Yesterday's throwback post about revisiting couples got me thinking about Lord Have Mercy - although, what doesn't make me think of it? Daily. Nightly. When I try to relax. The thing giving me acid reflux and chronic stress; oh book, kill me now - and the way it's nothing but revisiting established couples. And friendships.
The beauty of this book - the cause of said acid reflux and chronic stress - is that the circumstances allow us to retread old ground from a different perspective. One of the novel's major themes is that you can't ever really bury the past. It comes back to you; its ghosts will always haunt you, though sometimes in ways unexpected. Everyone is doing well, now, but everyone from Ava and Mercy, to Tango, to Aidan, to Ian, to Ghost, is forced to re-examine their past actions and review them with new insight and perspective.

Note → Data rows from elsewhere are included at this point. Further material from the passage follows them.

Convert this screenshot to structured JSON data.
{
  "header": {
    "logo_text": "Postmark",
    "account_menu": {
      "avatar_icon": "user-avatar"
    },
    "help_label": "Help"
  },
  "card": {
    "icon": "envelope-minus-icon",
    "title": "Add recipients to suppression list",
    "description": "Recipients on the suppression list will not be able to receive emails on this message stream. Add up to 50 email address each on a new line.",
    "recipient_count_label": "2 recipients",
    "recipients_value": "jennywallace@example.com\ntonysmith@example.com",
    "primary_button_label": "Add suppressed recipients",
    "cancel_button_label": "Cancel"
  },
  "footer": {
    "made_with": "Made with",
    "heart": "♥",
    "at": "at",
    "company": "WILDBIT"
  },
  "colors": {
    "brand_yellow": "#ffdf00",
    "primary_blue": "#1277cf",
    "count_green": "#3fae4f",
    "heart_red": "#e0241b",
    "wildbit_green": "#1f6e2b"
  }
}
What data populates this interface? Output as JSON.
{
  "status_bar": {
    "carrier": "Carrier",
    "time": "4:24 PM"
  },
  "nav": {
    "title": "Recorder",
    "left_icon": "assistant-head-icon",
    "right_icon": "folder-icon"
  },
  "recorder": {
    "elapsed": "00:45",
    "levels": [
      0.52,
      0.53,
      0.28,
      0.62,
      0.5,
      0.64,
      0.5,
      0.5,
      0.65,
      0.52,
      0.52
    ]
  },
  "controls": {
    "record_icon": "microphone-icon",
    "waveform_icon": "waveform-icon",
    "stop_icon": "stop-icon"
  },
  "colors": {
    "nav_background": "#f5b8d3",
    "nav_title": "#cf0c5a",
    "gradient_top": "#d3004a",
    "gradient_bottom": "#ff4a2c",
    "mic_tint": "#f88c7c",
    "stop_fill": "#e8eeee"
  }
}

In the scene I highlighted above, Maggie's having to look back at Mercy and Ava's coming together. Their meeting, and their past, and their falling in love. She and Ghost came to grips with all of this long ago, and Maggie came to grips with it early and easily because she got it. She'd been there, in her own way. They had to explain it to the club, and to each other, but it was a very private matter. The outside world - beyond people like Mason Stephens and school bullies - have no idea what sort of history lies buried beneath the veneer of married parents of three. But now, suddenly, the FBI is asking questions about it, and the past comes roaring back, bigger and scarier than ever, dressed in a Halloween mask. Potentially devastating in ways more than emotional.
As a writer, I love retreading old ground with new perspective. Ava and Mercy's romance is Gothic and tragic at its roots, and I love getting to play with that again; getting to show it from outside POVs and force Ava, Mercy, and even Maggie and Ghost to justify their relationship all over again.
Almost every character has scenes like this one in Lord Have Mercy Part II. It's a two-front war for everyone: present and past, and all of them are caught in the middle. It's delicious, and that's why it's been such a tightrope act to write, and why it's taking me four forevers. We will get there! I'm getting there. Almost 70k words at this point. And still coming soon, though I'm trying to give myself mini breaks here and there to help with the headaches.